Rebels are good friends for almost anyone, and they can gain benefit from almost anyone. Especially powerful is the counter-intuitive intel combo of Rebel and Empire. They are vulnerable to cloakers but Rebel Falcon squadrons can almost ignore minefields.

(11) The Colonies
These guys can build both the Virgo Class Battlestar and the fuel-generating Cobol. Likewise, their fighter minesweeping ability gives them minefield dominance against anyone but the Crystals (and possibly the Robots). They make excellent trading partners.
Colonies are weak against cloakers unless they use tons of tiny or surprise minefields, and they’re incapable of capturing well-defended starbases without loss. As such, the Colonies really need friends. Plus side there?

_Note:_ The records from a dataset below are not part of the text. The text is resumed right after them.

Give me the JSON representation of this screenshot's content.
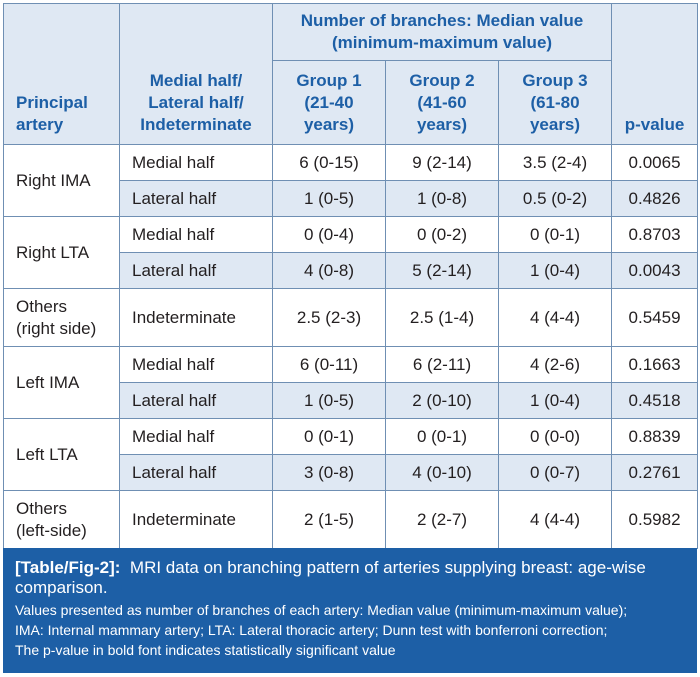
{
  "header": {
    "principal_artery": "Principal artery",
    "half_col": [
      "Medial half/",
      "Lateral half/",
      "Indeterminate"
    ],
    "span_title": [
      "Number of branches: Median value",
      "(minimum-maximum value)"
    ],
    "groups": [
      {
        "lines": [
          "Group 1",
          "(21-40",
          "years)"
        ]
      },
      {
        "lines": [
          "Group 2",
          "(41-60",
          "years)"
        ]
      },
      {
        "lines": [
          "Group 3",
          "(61-80",
          "years)"
        ]
      }
    ],
    "pvalue": "p-value"
  },
  "rows": [
    {
      "artery_lines": [
        "Right IMA"
      ],
      "half": "Medial half",
      "g1": "6 (0-15)",
      "g2": "9 (2-14)",
      "g3": "3.5 (2-4)",
      "p": "0.0065",
      "bold": true
    },
    {
      "half": "Lateral half",
      "g1": "1 (0-5)",
      "g2": "1 (0-8)",
      "g3": "0.5 (0-2)",
      "p": "0.4826",
      "bold": false
    },
    {
      "artery_lines": [
        "Right LTA"
      ],
      "half": "Medial half",
      "g1": "0 (0-4)",
      "g2": "0 (0-2)",
      "g3": "0 (0-1)",
      "p": "0.8703",
      "bold": false
    },
    {
      "half": "Lateral half",
      "g1": "4 (0-8)",
      "g2": "5 (2-14)",
      "g3": "1 (0-4)",
      "p": "0.0043",
      "bold": true
    },
    {
      "artery_lines": [
        "Others",
        "(right side)"
      ],
      "half": "Indeterminate",
      "g1": "2.5 (2-3)",
      "g2": "2.5 (1-4)",
      "g3": "4 (4-4)",
      "p": "0.5459",
      "bold": false
    },
    {
      "artery_lines": [
        "Left IMA"
      ],
      "half": "Medial half",
      "g1": "6 (0-11)",
      "g2": "6 (2-11)",
      "g3": "4 (2-6)",
      "p": "0.1663",
      "bold": false
    },
    {
      "half": "Lateral half",
      "g1": "1 (0-5)",
      "g2": "2 (0-10)",
      "g3": "1 (0-4)",
      "p": "0.4518",
      "bold": false
    },
    {
      "artery_lines": [
        "Left LTA"
      ],
      "half": "Medial half",
      "g1": "0 (0-1)",
      "g2": "0 (0-1)",
      "g3": "0 (0-0)",
      "p": "0.8839",
      "bold": false
    },
    {
      "half": "Lateral half",
      "g1": "3 (0-8)",
      "g2": "4 (0-10)",
      "g3": "0 (0-7)",
      "p": "0.2761",
      "bold": false
    },
    {
      "artery_lines": [
        "Others",
        "(left-side)"
      ],
      "half": "Indeterminate",
      "g1": "2 (1-5)",
      "g2": "2 (2-7)",
      "g3": "4 (4-4)",
      "p": "0.5982",
      "bold": false
    }
  ],
  "caption": {
    "label": "[Table/Fig-2]:",
    "title": "MRI data on branching pattern of arteries supplying breast: age-wise comparison.",
    "notes": [
      "Values presented as number of branches of each artery: Median value (minimum-maximum value);",
      "IMA: Internal mammary artery; LTA: Lateral thoracic artery; Dunn test with bonferroni correction;",
      "The p-value in bold font indicates statistically significant value"
    ]
  }
}
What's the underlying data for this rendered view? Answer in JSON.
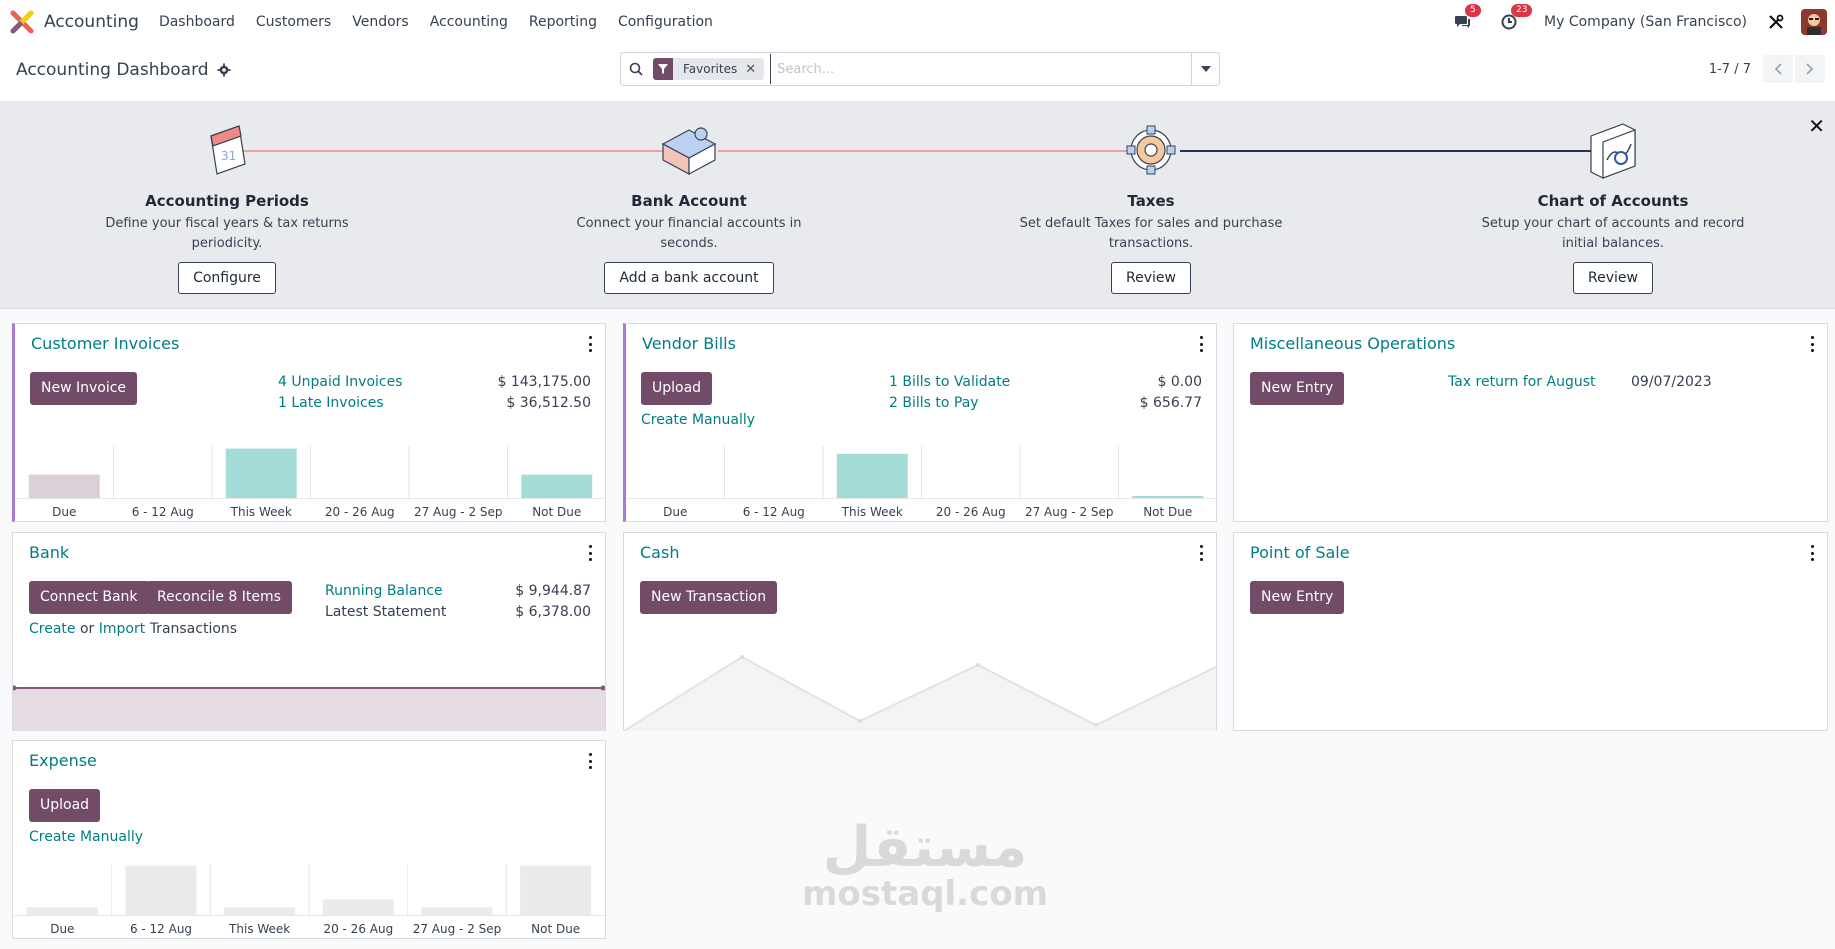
{
  "nav": {
    "app_name": "Accounting",
    "menu": [
      "Dashboard",
      "Customers",
      "Vendors",
      "Accounting",
      "Reporting",
      "Configuration"
    ],
    "messages_count": "5",
    "activities_count": "23",
    "company": "My Company (San Francisco)"
  },
  "control": {
    "title": "Accounting Dashboard",
    "facet": "Favorites",
    "search_placeholder": "Search...",
    "pager": "1-7 / 7"
  },
  "onboarding": {
    "steps": [
      {
        "title": "Accounting Periods",
        "desc": "Define your fiscal years & tax returns periodicity.",
        "button": "Configure"
      },
      {
        "title": "Bank Account",
        "desc": "Connect your financial accounts in seconds.",
        "button": "Add a bank account"
      },
      {
        "title": "Taxes",
        "desc": "Set default Taxes for sales and purchase transactions.",
        "button": "Review"
      },
      {
        "title": "Chart of Accounts",
        "desc": "Setup your chart of accounts and record initial balances.",
        "button": "Review"
      }
    ],
    "line_colors": [
      "#e8a0a0",
      "#2f2d5f"
    ],
    "calendar_day": "31"
  },
  "journals": {
    "customer_invoices": {
      "title": "Customer Invoices",
      "button": "New Invoice",
      "rows": [
        {
          "label": "4 Unpaid Invoices",
          "amount": "$ 143,175.00"
        },
        {
          "label": "1 Late Invoices",
          "amount": "$ 36,512.50"
        }
      ]
    },
    "vendor_bills": {
      "title": "Vendor Bills",
      "button": "Upload",
      "create_link": "Create Manually",
      "rows": [
        {
          "label": "1 Bills to Validate",
          "amount": "$ 0.00"
        },
        {
          "label": "2 Bills to Pay",
          "amount": "$ 656.77"
        }
      ]
    },
    "misc": {
      "title": "Miscellaneous Operations",
      "button": "New Entry",
      "row_label": "Tax return for August",
      "row_date": "09/07/2023"
    },
    "bank": {
      "title": "Bank",
      "button1": "Connect Bank",
      "button2": "Reconcile 8 Items",
      "create": "Create",
      "or": "or",
      "import": "Import",
      "transactions": "Transactions",
      "rows": [
        {
          "label": "Running Balance",
          "amount": "$ 9,944.87"
        },
        {
          "label": "Latest Statement",
          "amount": "$ 6,378.00"
        }
      ]
    },
    "cash": {
      "title": "Cash",
      "button": "New Transaction"
    },
    "pos": {
      "title": "Point of Sale",
      "button": "New Entry"
    },
    "expense": {
      "title": "Expense",
      "button": "Upload",
      "create_link": "Create Manually"
    }
  },
  "chart_data": [
    {
      "type": "bar",
      "title": "",
      "categories": [
        "Due",
        "6 - 12 Aug",
        "This Week",
        "20 - 26 Aug",
        "27 Aug - 2 Sep",
        "Not Due"
      ],
      "values": [
        0.45,
        0,
        0.95,
        0,
        0,
        0.45
      ],
      "colors": [
        "#dcd0d8",
        "#ffffff",
        "#a6dcd8",
        "#ffffff",
        "#ffffff",
        "#a6dcd8"
      ]
    },
    {
      "type": "bar",
      "title": "",
      "categories": [
        "Due",
        "6 - 12 Aug",
        "This Week",
        "20 - 26 Aug",
        "27 Aug - 2 Sep",
        "Not Due"
      ],
      "values": [
        0,
        0,
        0.85,
        0,
        0,
        0.04
      ],
      "colors": [
        "#ffffff",
        "#ffffff",
        "#a6dcd8",
        "#ffffff",
        "#ffffff",
        "#a6dcd8"
      ]
    },
    {
      "type": "bar",
      "title": "",
      "categories": [
        "Due",
        "6 - 12 Aug",
        "This Week",
        "20 - 26 Aug",
        "27 Aug - 2 Sep",
        "Not Due"
      ],
      "values": [
        0.15,
        0.95,
        0.15,
        0.3,
        0.15,
        0.95
      ],
      "colors": [
        "#ebebeb",
        "#ebebeb",
        "#ebebeb",
        "#ebebeb",
        "#ebebeb",
        "#ebebeb"
      ]
    }
  ]
}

Anyone who can build Cobols will never lack for friends.
Only the most confident of Colonials should ever trade the Aries, or even build one. These ships are extremely powerful.

Step 3: How To Win Friends And Influence Kill People

If there’s someone you have determined you’ll need on your side in order to win, be nice to them. Be polite, and if necessary, make yourself invaluable to them. If you need their help, find a way to get it or find a different way to win.

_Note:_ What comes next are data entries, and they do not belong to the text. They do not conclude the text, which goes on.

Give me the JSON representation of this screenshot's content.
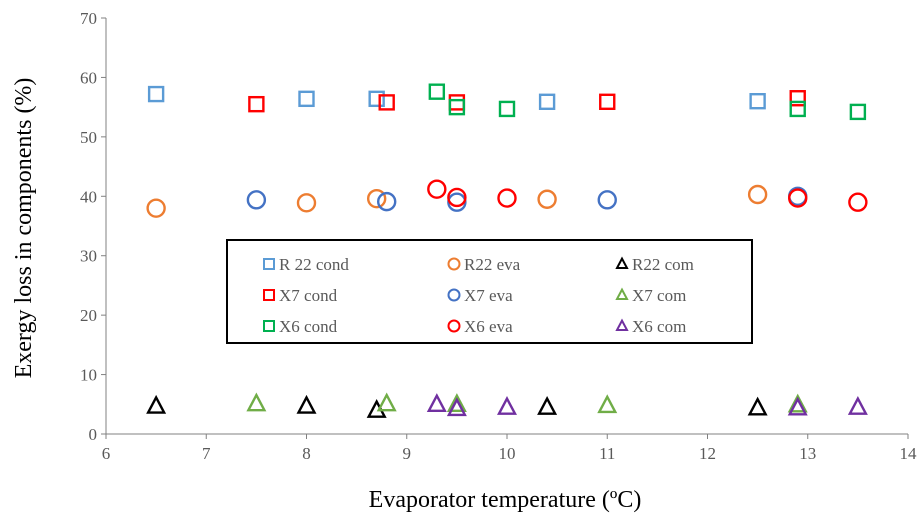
{
  "chart_data": {
    "type": "scatter",
    "title": "",
    "xlabel": "Evaporator temperature (ºC)",
    "ylabel": "Exergy loss in components (%)",
    "xlim": [
      6,
      14
    ],
    "ylim": [
      0,
      70
    ],
    "xticks": [
      "6",
      "7",
      "8",
      "9",
      "10",
      "11",
      "12",
      "13",
      "14"
    ],
    "yticks": [
      "0",
      "10",
      "20",
      "30",
      "40",
      "50",
      "60",
      "70"
    ],
    "grid": false,
    "legend_position": "center",
    "series": [
      {
        "name": "R 22 cond",
        "marker": "square",
        "color": "#5B9BD5",
        "points": [
          [
            6.5,
            57.2
          ],
          [
            8.0,
            56.4
          ],
          [
            8.7,
            56.4
          ],
          [
            10.4,
            55.9
          ],
          [
            12.5,
            56.0
          ]
        ]
      },
      {
        "name": "R22 eva",
        "marker": "circle",
        "color": "#ED7D31",
        "points": [
          [
            6.5,
            38.0
          ],
          [
            8.0,
            38.9
          ],
          [
            8.7,
            39.6
          ],
          [
            10.4,
            39.5
          ],
          [
            12.5,
            40.3
          ]
        ]
      },
      {
        "name": "R22 com",
        "marker": "triangle",
        "color": "#000000",
        "points": [
          [
            6.5,
            4.7
          ],
          [
            8.0,
            4.7
          ],
          [
            8.7,
            4.0
          ],
          [
            10.4,
            4.5
          ],
          [
            12.5,
            4.4
          ]
        ]
      },
      {
        "name": "X7 cond",
        "marker": "square",
        "color": "#FF0000",
        "points": [
          [
            7.5,
            55.5
          ],
          [
            8.8,
            55.8
          ],
          [
            9.5,
            55.8
          ],
          [
            11.0,
            55.9
          ],
          [
            12.9,
            56.5
          ]
        ]
      },
      {
        "name": "X7 eva",
        "marker": "circle",
        "color": "#4472C4",
        "points": [
          [
            7.5,
            39.4
          ],
          [
            8.8,
            39.1
          ],
          [
            9.5,
            39.0
          ],
          [
            11.0,
            39.4
          ],
          [
            12.9,
            40.0
          ]
        ]
      },
      {
        "name": "X7 com",
        "marker": "triangle",
        "color": "#70AD47",
        "points": [
          [
            7.5,
            5.1
          ],
          [
            8.8,
            5.1
          ],
          [
            9.5,
            5.0
          ],
          [
            11.0,
            4.8
          ],
          [
            12.9,
            4.9
          ]
        ]
      },
      {
        "name": "X6 cond",
        "marker": "square",
        "color": "#00B050",
        "points": [
          [
            9.3,
            57.6
          ],
          [
            9.5,
            55.0
          ],
          [
            10.0,
            54.7
          ],
          [
            12.9,
            54.7
          ],
          [
            13.5,
            54.2
          ]
        ]
      },
      {
        "name": "X6 eva",
        "marker": "circle",
        "color": "#FF0000",
        "points": [
          [
            9.3,
            41.2
          ],
          [
            9.5,
            39.8
          ],
          [
            10.0,
            39.7
          ],
          [
            12.9,
            39.7
          ],
          [
            13.5,
            39.0
          ]
        ]
      },
      {
        "name": "X6 com",
        "marker": "triangle",
        "color": "#7030A0",
        "points": [
          [
            9.3,
            5.0
          ],
          [
            9.5,
            4.3
          ],
          [
            10.0,
            4.5
          ],
          [
            12.9,
            4.4
          ],
          [
            13.5,
            4.5
          ]
        ]
      }
    ]
  }
}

If there’s someone you really need to have die for whatever reason (maybe they’re your Kryptonite race; maybe they backstabbed you and you just can’t forgive them or are afraid to present them with a shot at your second kidney), don’t take chances or be at all weak. Cut off their head and keep chopping until they stop twitching. Use any means necessary.

Having said that, I want to remind you of the first and most powerful rule of diplomacy, which is the first and most powerful tool in the game: Always keep your word. Do what you say you’re going to do, abide by any deal you’ve made, and never ever cheat on a bargain. If people discover you can’t be trusted, you’ll become their main target; if they can rely on you, you may well become their best friend.

Step 4: Vassals

One key to winning this is to have the ability to get people to come work for you once they have no hope to win on their own. Of course, if you’re the guy who killed them in the first place, they’re likely to hold a grudge, but if you helped them in good faith and they still collapsed, maybe they’ll be decent enough to come over and build ships, Dark Sense, sweep mines, or what have you on your behalf.

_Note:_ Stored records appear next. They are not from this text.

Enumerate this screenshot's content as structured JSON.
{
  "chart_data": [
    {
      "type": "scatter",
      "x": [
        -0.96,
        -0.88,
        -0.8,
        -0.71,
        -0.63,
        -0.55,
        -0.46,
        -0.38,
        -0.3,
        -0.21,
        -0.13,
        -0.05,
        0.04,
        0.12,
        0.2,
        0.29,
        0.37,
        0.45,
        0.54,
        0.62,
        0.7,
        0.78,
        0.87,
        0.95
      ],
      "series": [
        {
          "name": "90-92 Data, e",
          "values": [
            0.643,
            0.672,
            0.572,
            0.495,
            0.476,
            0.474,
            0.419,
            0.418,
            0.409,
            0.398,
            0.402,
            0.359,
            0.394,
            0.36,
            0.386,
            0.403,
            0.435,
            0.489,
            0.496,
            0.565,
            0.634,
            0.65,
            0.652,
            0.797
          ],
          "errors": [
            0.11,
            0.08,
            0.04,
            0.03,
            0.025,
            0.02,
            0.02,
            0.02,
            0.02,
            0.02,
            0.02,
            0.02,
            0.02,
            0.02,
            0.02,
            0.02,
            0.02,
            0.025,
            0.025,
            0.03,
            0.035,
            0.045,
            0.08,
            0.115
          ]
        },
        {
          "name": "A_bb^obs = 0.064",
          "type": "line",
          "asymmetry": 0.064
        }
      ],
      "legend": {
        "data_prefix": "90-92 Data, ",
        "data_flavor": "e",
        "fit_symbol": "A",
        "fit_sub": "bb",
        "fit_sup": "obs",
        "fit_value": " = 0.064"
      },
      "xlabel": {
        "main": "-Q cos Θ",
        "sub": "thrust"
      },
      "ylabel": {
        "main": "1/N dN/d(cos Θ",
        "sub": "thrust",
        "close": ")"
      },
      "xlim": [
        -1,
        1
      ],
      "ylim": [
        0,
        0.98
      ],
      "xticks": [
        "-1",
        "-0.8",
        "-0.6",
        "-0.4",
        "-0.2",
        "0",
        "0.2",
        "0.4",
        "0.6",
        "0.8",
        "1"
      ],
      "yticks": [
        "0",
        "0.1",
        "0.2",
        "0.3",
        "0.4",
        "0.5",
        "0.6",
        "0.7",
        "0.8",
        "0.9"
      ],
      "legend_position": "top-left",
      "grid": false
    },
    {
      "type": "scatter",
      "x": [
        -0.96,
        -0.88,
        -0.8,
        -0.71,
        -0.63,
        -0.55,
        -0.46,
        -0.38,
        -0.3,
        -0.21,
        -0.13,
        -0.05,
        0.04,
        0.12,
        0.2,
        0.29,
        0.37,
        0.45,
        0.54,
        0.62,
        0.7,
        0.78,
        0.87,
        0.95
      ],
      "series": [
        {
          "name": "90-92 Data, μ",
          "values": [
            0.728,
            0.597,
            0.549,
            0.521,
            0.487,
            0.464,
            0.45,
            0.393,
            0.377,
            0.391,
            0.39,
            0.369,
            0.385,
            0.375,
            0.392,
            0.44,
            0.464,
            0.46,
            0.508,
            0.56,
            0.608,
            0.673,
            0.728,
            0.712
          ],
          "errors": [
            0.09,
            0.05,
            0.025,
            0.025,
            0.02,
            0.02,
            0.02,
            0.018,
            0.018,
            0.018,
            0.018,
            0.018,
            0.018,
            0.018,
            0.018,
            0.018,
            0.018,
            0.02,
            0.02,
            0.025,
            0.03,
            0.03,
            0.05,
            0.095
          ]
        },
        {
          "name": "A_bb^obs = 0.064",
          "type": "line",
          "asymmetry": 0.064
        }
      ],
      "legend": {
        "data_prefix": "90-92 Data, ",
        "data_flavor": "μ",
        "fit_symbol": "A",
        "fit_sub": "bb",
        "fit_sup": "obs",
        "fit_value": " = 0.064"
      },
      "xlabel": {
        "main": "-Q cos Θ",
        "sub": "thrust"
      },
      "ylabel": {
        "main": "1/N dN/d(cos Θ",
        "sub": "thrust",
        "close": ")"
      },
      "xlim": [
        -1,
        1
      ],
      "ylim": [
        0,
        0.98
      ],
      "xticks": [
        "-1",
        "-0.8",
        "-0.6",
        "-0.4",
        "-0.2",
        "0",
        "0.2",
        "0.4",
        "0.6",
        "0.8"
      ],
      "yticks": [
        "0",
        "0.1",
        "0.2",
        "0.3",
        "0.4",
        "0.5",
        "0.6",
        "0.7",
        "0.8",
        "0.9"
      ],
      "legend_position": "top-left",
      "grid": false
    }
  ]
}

If you’re fortunate enough to have someone come work for you, be good to them. Be generous with planets, ships, and above all with trust. Be worthy of their loyalty and they will repay you.

And then you’ll win.

NOTE: During this game, I don’t believe there will be many players who are better off dead. We’re here to learn in this scenario, so stick around if you can find a decent patron, even after you’re wiped out — and be sure to be vindictive if that’s your nature. If you’re killing someone… well, once your victory is assured, it might be time to offer terms of surrender in exchange for their loyalty. And, if someone refuses your reasonable offer, kill them with fire. Leave them nothing and you will have nothing to regret.

Caveat:

So now you’ve read this guide and you know how to win the game. You’re invulnerable, right?

Never forget these two things:
(1) Other people also read this guide.
(2) No matter how subtle the wizard, a knife in the back will seriously cramp his style.

Good hunting, gentlemen — and don’t get cocky. The life you save may not be your own, but at least it won’t be your enemy’s.